This grazing bill is a disaster
IS A DISASTER
On May 25, New Mexico Sen. Pete Domenici introduced the Livestock Grazing Act (HCN, 6/12/95). The bill would overturn Interior Secretary Bruce Babbitt's Rangeland Reform proposal. The following is a letter to Sen. Domenici from longtime Arizona activist Steve Johnson.
Dear Sen. Domenici:
I am completely sincere in my belief that it is possible to allow livestock to graze much of our public lands, but your bill is not the way to go. If it should become law, the abuses it would codify would do more to move us toward a complete end to public livestock grazing than anything I have yet seen. SB 852 plays into the hands of the extremists who want to see all grazing of public lands stopped. Instead of stabilizing the livestock industry, it would do just the opposite.

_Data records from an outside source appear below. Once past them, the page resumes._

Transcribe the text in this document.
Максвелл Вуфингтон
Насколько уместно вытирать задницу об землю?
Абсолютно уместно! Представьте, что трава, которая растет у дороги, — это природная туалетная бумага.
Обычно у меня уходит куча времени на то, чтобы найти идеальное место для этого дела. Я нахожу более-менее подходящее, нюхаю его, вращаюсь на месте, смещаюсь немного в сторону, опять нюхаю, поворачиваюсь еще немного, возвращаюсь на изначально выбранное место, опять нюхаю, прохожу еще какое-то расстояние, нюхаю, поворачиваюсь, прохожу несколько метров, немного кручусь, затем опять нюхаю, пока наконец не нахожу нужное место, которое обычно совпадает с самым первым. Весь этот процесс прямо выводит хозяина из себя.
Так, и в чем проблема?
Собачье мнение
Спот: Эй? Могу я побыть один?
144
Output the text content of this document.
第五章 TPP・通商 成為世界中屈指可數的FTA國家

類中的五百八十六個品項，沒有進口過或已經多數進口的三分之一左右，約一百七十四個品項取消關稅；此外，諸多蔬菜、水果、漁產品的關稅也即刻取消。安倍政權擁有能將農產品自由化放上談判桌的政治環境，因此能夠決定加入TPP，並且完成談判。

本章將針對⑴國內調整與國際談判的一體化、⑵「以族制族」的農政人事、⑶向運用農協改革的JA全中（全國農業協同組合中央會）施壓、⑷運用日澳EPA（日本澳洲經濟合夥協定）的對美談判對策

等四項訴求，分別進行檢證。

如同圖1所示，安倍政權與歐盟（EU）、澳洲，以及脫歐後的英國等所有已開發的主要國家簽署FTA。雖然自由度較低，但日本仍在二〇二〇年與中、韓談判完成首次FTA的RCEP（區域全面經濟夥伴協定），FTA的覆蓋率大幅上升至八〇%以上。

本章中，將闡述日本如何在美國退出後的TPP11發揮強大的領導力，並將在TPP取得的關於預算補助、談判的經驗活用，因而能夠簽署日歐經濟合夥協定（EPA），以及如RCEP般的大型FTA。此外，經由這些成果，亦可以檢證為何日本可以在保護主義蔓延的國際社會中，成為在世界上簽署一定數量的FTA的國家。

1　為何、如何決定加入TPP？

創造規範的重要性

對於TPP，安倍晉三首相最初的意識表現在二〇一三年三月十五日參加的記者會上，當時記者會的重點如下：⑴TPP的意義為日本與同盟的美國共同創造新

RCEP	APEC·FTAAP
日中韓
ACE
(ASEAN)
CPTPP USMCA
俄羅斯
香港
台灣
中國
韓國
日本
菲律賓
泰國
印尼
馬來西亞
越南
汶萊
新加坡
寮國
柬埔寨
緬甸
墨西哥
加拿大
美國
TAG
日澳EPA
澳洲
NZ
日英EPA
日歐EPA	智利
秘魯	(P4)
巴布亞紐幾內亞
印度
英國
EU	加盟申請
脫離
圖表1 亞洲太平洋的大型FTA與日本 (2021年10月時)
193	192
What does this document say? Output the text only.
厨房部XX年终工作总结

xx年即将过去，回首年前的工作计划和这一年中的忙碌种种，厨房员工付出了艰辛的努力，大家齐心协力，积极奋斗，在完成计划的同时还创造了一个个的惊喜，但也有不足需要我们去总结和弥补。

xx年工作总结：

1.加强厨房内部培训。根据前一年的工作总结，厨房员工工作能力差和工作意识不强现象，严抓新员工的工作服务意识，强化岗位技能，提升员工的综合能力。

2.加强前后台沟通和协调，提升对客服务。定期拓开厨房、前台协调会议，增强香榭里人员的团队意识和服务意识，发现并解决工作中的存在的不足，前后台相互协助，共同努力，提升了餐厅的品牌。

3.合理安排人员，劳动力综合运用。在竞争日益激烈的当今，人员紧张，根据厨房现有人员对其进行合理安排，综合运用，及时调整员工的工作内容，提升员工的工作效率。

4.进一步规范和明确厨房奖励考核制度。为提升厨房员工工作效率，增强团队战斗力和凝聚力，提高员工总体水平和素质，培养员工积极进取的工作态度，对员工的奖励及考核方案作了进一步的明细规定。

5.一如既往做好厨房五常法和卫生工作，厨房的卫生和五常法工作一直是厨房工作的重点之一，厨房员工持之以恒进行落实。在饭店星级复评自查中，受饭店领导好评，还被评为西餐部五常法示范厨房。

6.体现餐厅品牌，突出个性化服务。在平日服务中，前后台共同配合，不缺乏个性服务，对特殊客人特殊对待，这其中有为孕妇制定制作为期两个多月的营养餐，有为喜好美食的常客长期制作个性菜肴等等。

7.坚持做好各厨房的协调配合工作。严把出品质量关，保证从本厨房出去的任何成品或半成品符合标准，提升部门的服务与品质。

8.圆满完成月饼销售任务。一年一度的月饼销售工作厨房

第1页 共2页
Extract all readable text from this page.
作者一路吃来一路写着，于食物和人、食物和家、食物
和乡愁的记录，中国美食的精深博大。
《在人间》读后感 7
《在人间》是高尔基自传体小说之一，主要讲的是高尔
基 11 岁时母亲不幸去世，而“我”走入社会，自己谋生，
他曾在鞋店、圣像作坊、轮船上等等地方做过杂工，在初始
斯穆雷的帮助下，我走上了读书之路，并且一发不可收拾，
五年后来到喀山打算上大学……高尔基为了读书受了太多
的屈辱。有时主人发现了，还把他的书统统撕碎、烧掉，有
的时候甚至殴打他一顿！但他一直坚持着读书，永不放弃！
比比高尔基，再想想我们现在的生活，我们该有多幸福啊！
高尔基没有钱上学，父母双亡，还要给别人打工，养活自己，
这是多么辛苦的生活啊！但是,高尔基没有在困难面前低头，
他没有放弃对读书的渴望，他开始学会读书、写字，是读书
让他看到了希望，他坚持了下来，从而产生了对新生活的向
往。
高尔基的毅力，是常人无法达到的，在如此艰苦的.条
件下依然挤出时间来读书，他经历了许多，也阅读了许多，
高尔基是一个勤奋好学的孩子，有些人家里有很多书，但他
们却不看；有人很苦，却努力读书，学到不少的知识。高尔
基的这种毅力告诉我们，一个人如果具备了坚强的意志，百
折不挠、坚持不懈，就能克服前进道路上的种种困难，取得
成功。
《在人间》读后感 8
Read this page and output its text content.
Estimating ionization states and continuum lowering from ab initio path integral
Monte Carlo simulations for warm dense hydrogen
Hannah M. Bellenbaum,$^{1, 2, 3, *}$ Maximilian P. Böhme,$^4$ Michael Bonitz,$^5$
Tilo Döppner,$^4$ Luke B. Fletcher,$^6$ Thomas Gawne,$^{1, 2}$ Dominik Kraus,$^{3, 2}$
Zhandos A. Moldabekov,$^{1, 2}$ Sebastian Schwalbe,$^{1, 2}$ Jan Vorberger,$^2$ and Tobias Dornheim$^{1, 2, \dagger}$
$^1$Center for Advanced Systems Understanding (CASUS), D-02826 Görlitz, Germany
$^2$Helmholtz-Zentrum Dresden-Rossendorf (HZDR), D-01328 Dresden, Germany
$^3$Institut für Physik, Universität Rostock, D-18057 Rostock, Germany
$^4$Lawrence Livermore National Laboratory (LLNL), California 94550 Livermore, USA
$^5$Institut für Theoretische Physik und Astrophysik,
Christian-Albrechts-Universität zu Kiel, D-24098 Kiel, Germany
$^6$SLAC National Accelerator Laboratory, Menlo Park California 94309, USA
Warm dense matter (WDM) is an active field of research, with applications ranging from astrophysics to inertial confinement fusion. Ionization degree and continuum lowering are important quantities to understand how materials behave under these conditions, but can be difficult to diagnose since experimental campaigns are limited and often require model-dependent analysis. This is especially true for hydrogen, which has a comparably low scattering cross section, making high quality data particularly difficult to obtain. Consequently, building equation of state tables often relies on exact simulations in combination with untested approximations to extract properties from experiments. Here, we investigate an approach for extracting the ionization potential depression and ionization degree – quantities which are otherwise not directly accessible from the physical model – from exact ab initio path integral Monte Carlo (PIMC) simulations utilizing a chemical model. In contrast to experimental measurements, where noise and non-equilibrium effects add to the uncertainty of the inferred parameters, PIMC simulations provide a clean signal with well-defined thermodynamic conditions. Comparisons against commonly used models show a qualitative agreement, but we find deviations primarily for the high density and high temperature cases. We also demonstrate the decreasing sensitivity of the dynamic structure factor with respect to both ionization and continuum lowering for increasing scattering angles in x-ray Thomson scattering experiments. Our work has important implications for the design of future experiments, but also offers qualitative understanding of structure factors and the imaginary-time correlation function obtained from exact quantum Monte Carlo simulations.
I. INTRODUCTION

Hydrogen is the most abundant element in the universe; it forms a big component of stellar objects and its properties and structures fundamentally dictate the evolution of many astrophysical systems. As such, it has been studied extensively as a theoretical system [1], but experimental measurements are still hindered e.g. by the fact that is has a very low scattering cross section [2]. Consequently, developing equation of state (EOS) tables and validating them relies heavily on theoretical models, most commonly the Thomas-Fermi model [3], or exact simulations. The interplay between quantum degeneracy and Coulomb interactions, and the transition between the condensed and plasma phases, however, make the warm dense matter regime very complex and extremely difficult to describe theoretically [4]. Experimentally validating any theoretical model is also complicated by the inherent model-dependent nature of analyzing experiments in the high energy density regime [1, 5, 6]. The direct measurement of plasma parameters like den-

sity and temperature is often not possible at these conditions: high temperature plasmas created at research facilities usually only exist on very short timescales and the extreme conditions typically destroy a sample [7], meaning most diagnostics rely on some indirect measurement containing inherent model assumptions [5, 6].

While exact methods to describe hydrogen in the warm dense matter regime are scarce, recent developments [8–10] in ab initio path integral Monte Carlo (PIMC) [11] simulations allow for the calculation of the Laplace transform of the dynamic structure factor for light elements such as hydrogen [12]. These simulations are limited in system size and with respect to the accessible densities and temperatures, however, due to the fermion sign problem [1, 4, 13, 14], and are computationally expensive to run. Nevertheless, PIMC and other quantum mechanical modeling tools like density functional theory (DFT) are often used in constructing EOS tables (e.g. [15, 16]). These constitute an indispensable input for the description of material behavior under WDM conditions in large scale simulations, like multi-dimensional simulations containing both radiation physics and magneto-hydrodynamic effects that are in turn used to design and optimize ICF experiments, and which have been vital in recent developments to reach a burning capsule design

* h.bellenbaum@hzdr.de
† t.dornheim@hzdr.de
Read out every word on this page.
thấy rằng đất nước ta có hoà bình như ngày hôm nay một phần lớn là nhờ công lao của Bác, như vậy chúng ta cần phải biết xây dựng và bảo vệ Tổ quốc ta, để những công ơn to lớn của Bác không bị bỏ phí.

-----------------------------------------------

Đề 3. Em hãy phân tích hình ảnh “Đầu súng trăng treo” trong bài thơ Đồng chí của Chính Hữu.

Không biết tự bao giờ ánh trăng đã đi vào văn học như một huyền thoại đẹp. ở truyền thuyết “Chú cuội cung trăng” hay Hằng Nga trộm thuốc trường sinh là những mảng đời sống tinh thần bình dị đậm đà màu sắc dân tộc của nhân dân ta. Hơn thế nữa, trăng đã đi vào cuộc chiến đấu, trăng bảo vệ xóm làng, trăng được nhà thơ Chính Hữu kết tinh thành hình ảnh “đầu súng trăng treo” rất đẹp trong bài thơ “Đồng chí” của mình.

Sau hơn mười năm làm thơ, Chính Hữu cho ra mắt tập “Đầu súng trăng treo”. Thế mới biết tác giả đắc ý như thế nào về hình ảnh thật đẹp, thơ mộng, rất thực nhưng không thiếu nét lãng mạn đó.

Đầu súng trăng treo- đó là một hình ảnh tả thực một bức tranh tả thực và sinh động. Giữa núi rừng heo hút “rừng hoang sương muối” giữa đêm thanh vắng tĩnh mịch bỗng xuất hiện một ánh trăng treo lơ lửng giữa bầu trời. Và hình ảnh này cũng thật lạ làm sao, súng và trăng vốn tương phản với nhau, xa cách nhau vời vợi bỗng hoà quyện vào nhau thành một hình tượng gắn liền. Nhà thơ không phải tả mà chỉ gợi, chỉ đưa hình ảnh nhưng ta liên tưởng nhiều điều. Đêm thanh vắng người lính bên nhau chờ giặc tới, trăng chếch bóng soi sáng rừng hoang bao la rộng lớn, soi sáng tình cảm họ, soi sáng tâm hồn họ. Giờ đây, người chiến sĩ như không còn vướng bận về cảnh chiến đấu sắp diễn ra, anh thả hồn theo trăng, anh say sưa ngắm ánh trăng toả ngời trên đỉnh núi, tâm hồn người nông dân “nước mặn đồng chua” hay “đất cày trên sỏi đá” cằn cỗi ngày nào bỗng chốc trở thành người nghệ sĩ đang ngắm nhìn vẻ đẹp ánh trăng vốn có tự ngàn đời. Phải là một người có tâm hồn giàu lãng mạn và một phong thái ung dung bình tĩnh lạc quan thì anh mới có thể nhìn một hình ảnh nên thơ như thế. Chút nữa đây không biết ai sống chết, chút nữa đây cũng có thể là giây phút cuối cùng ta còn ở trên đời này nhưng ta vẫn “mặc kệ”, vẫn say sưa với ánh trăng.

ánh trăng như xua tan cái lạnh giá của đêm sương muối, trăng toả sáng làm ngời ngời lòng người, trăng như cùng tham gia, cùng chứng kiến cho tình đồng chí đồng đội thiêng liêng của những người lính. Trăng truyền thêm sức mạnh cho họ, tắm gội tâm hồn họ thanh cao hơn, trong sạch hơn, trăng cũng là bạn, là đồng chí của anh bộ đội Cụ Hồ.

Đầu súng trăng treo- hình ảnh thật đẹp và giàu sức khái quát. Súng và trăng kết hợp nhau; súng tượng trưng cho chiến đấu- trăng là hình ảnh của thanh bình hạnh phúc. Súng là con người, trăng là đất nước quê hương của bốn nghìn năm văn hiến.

You were quoted as saying that the BLM's new grazing regulations that would take effect Aug. 22 are "onerous." Please tell me exactly to what provisions you are referring. The Range Reform "94 process, in which thousands of ranchers, hunters, fishers, conservationists and other concerned citizens participated, gave everyone a place at the table. The final product, in my opinion, was a definite compromise toward the ranchers' positions.
In contrast to the slow and agonizing democratic process of Westwide hearings on range reform, SB 852 leaves no room for the public. It would lock out the public, make cattle king, prevent public access to our own lands, and legalize lawless acts such as no penalties for failure to pay grazing fees.
According to statistics developed by the U.S. Department of Commerce, income from cattle and sheep in New Mexico is less than 1 percent of the total state income from all sources. Although your state is growing, cattle and sheep income is small and getting smaller, as it is all over the West. SB 852, by shielding a very few ranchers from economic and ecological reality, prevents them from improving their operations so that they can survive.
In my opinion, SB 852 furnishes public land ranchers with a bucket of sand in which to hide their heads, while they foolishly hope what they refuse to recognize will go away.